If my grief were a dog, it would be a dachshund. Stubborn, hard to train, following me everywhere. Sweet in its devotion. Sincere in its love.
If my grief were a pair of glasses, it would be bifocals with lines, heavy black frames, held together with super glue, and a Band-Aid.
If my grief were a sunset, it would be the opposite of a Hawaiian one. The sun would not blaze the sky with color and magnificence to slip into a silver ocean turning the sky a vivid dark blue. Oh no. It would be the sunset of a blizzard in Maine. Unnoticed for the misery.
If my grief were a door, it would be a revolving one like at the bank. With muddy footprints and the fingerprints of mourners on the glass.

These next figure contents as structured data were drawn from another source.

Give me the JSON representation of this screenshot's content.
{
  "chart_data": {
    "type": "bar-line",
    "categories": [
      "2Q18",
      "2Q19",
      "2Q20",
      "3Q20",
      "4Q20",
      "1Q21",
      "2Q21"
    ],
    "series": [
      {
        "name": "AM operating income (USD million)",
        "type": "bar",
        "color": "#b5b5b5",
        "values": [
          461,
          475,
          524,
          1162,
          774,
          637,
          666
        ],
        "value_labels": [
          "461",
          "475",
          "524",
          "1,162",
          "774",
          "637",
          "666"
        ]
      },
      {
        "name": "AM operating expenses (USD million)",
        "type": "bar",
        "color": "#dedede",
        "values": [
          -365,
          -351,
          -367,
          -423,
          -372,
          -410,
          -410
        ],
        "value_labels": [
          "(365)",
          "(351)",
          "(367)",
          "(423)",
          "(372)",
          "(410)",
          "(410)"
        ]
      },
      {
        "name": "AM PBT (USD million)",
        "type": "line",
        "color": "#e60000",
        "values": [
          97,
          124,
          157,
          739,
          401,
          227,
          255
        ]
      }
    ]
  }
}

If my grief were an elevator, it would be out of order. The door opening and closing, opening and closing, opening and closing, going nowhere.
If my grief were a sports car, it would be a Camaro – mostly ordinary but with a certain touch of pizzazz –like a custom paint job.
If my grief were a person, it would be Cheri and Donnie, Doug and Daddy, Susan and Debbie and Jes.
If my grief were to leave, I think there would remain a hole where it used to be.